The 60,000-seat stadium hosted the opening, closing and victory ceremonies for the Vancouver Olympics. In spring 2008, the provincial government considered replacing the roof before the Games, but decided to delay the work until afterward because of cost worries. Replacement became a priority because of the Jan. 5, 2007 rip and collapse following a snowstorm. Management neglected to heat the roof.
"I don’t know that our (Olympic) bid would have been successful if we hadn’t had a facility like this available to us and certainly I don’t think we would’ve built one specifically for the Games," said David Podmore, chairman of B.C. Pavilion Corporation, the taxpayer-owned company that operates the building.
The total bill for the retractable roof and renovations is $546 million. It was originally announced as $354 million in January 2009.
Podmore and B.C. tourism minister Kevin Krueger deactivated the fan system at 11 a.m. Within 48 minutes, the roof disappeared from the skyline and was inverted. Most of the fabric will be sent to Minneapolis for repurposing into tarps, bags and floor coverings. A portion will be kept at the B.C. Sports Hall of Fame.
Montreal’s Olympic Stadium opened unfinished in 1976. Its retractable roof malfunctioned and was replaced with a fixed system. Toronto’s Rogers Centre, formerly the SkyDome, opened in 1989 as the first fully functional retractable roof stadium in North America. It will host ceremonies for the 2015 Pan American Games.
Widow Speaks Out
The widow of an Olympic Bus Network driver who died after a heart attack at the wheel Feb. 22 said VANOC never contacted her to offer condolences.
"Their priorities had to be to make sure everythingwent good for the competitors, and not worry about just a bus driver," said Jeanette Roberge. "I didn’t expect to hear from them."
Her 71-year-old husband Dale Roberge had been assigned a day before his death to shuttle other drivers between the bus yard and their motels. He was driving five other drivers before dawn Feb. 22 when he suffered the fatal heart attack. One of the other drivers quickly steered the bus to safety.
The Roberges were career bus drivers from Minneapolis who also drove at the 2002 Games. They arrived in Vancouver 10 days earlier and were driving decommissioned transit buses on the route between Lonsdale Quay and Cypress Mountain and staying with other drivers at a hotel in Langley, B.C. They were hoping to save money for a trip to Australia, but Dale died three weeks before their 50th wedding anniversary.
"He was a sweet, humble person, just a darling person," Jeannette said.
Gameday Management president Tony Vitrano said VANOC paid to ship Roberge’s body to Minneapolis where a funeral was held March 5. The RCMP declined to release Roberge’s name, citing the family’s wish for privacy. Jeanette, however, said she was never asked.

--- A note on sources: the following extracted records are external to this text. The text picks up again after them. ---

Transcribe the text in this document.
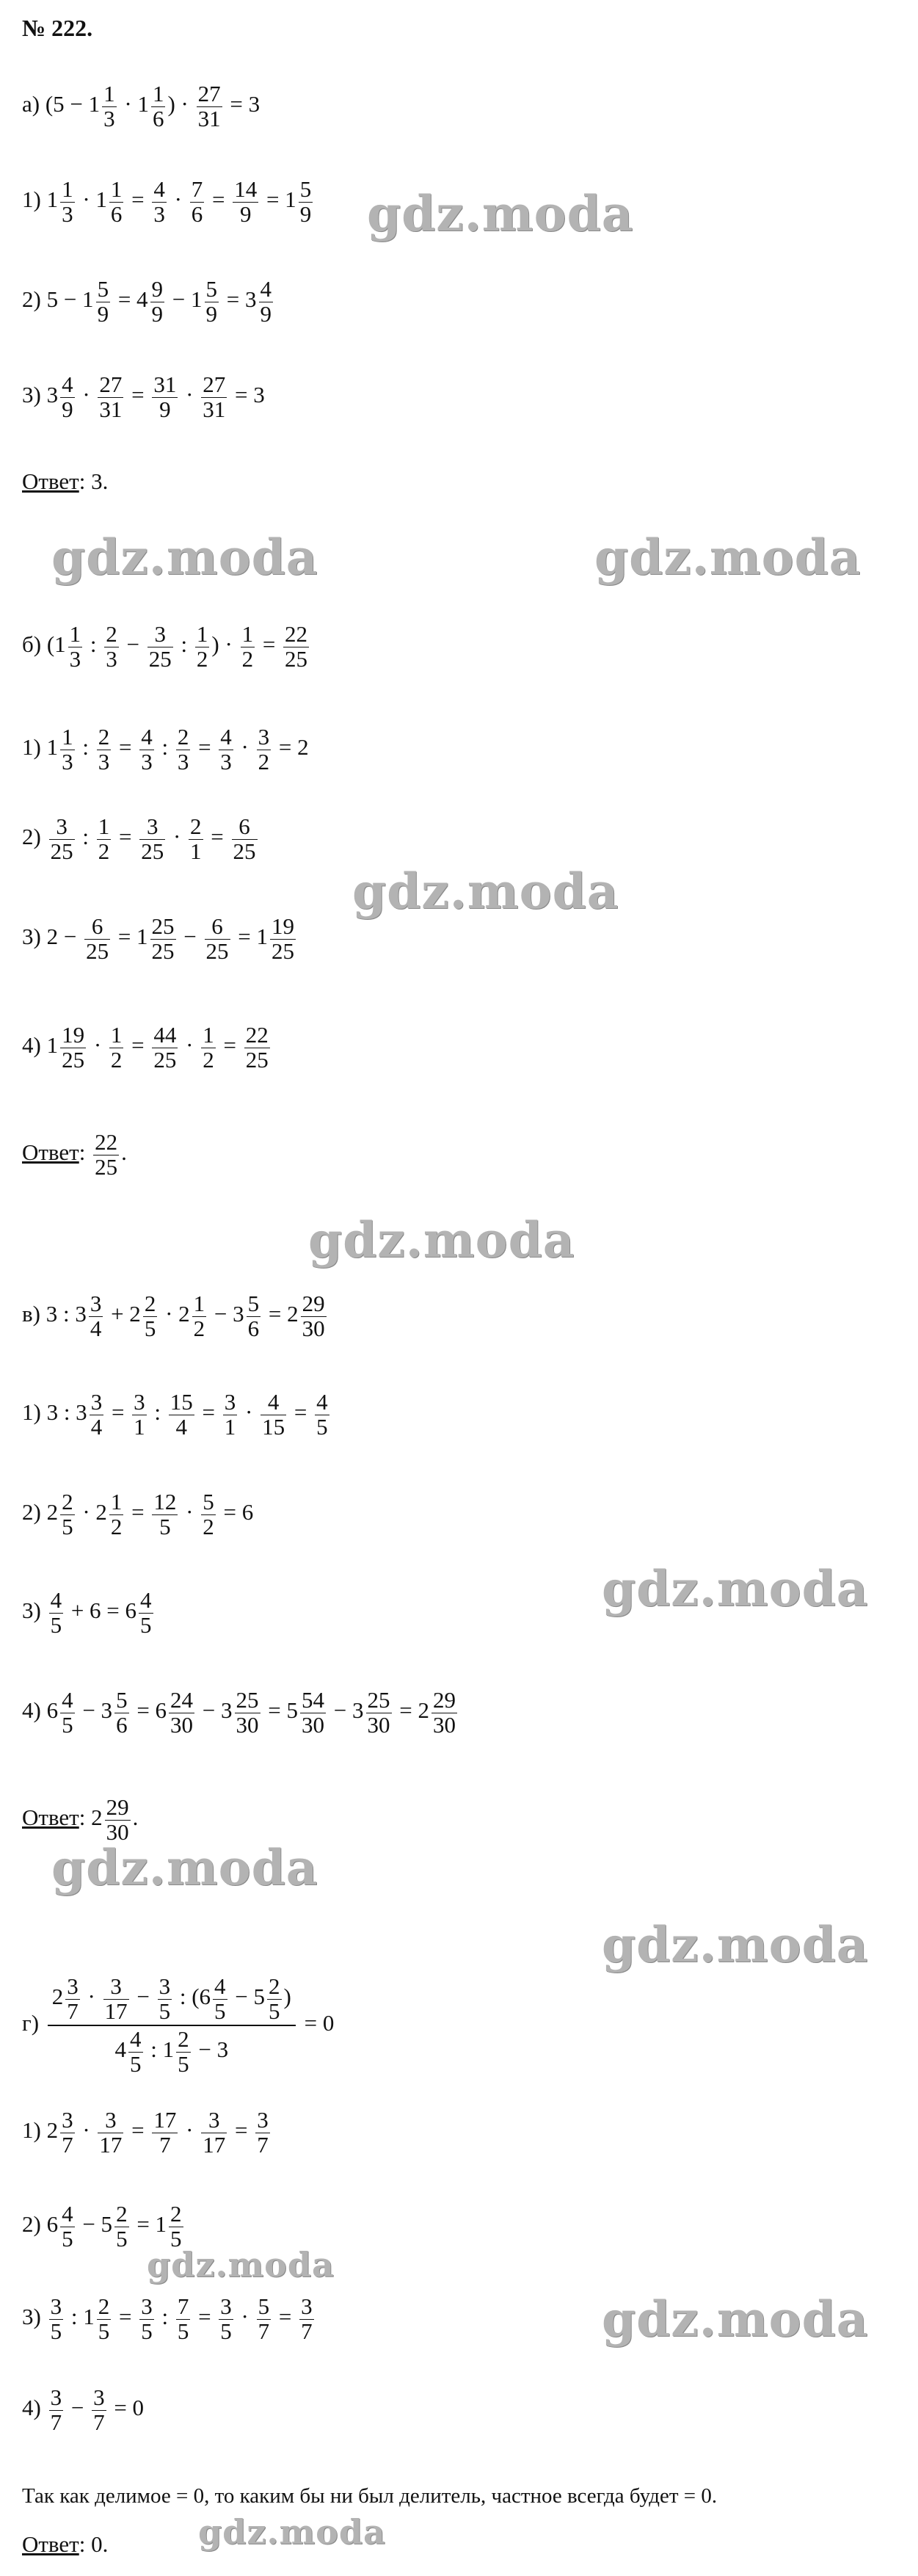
№ 222.
а) ($5 - 1 \frac{1}{3} \cdot 1 \frac{1}{6}$ ) · $\frac{27}{31} = 3$
1) $1 \frac{1}{3} \cdot 1 \frac{1}{6} = \frac{4}{3} \cdot \frac{7}{6} = \frac{14}{9} = 1 \frac{5}{9}$
2) $5 - 1 \frac{5}{9} = 4 \frac{9}{9} - 1 \frac{5}{9} = 3 \frac{4}{9}$
3) $3 \frac{4}{9} \cdot \frac{27}{31} = \frac{31}{9} \cdot \frac{27}{31} = 3$
Ответ: 3.
б) ($1 \frac{1}{3}$ : $\frac{2}{3} - \frac{3}{25}$ : $\frac{1}{2}$ ) · $\frac{1}{2} = \frac{22}{25}$
1) $1 \frac{1}{3}$ : $\frac{2}{3} = \frac{4}{3}$ : $\frac{2}{3} = \frac{4}{3} \cdot \frac{3}{2} = 2$
$2) \frac{3}{25}$ : $\frac{1}{2} = \frac{3}{25} \cdot \frac{2}{1} = \frac{6}{25}$
3) $2 - \frac{6}{25} = 1 \frac{25}{25} - \frac{6}{25} = 1 \frac{19}{25}$
4) $1 \frac{19}{25} \cdot \frac{1}{2} = \frac{44}{25} \cdot \frac{1}{2} = \frac{22}{25}$
Ответ: $\frac{22}{25}$ .
в) 3 : $3 \frac{3}{4} + 2 \frac{2}{5} \cdot 2 \frac{1}{2} - 3 \frac{5}{6} = 2 \frac{29}{30}$
1) 3 : $3 \frac{3}{4} = \frac{3}{1}$ : $\frac{15}{4} = \frac{3}{1} \cdot \frac{4}{15} = \frac{4}{5}$
2) $2 \frac{2}{5} \cdot 2 \frac{1}{2} = \frac{12}{5} \cdot \frac{5}{2} = 6$
$3) \frac{4}{5} + 6 = 6 \frac{4}{5}$
4) $6 \frac{4}{5} - 3 \frac{5}{6} = 6 \frac{24}{30} - 3 \frac{25}{30} = 5 \frac{54}{30} - 3 \frac{25}{30} = 2 \frac{29}{30}$
Ответ: $2 \frac{29}{30}$ .
$г) \frac{2 \frac{3}{7} \cdot \frac{3}{17} - \frac{3}{5} : (6 \frac{4}{5} - 5 \frac{2}{5} )}{4 \frac{4}{5} : 1 \frac{2}{5} - 3} = 0$
1) $2 \frac{3}{7} \cdot \frac{3}{17} = \frac{17}{7} \cdot \frac{3}{17} = \frac{3}{7}$
2) $6 \frac{4}{5} - 5 \frac{2}{5} = 1 \frac{2}{5}$
$3) \frac{3}{5}$ : $1 \frac{2}{5} = \frac{3}{5}$ : $\frac{7}{5} = \frac{3}{5} \cdot \frac{5}{7} = \frac{3}{7}$
$4) \frac{3}{7} - \frac{3}{7} = 0$
Так как делимое = 0, то каким бы ни был делитель, частное всегда будет = 0.
Ответ: 0.
gdz.moda
gdz.moda	gdz.moda
gdz.moda
gdz.moda
gdz.moda
gdz.moda
gdz.moda
gdz.moda
gdz.moda
gdz.moda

Roberge was the only known Games worker to die during Vancouver 2010.
Fan-to-Fan Patience
Thousands of people who sold tickets through Vancouver2010.com are supposed to receive checks from VANOC in the first week of May. The fan-to-fan marketplace was set-up to thwart scalpers and to help VANOC earn revenue. Prices were not limited, but VANOC took a 20% cut of each transaction. It originally said payments would be delivered in April.
Checks are also on the way for a few hundred people owed refunds for cancelled Cypress or Paralympic alpine tickets, said vice-president of communications Renee Smith-Valade.
With reporting from Bob Mackin in Vancouver.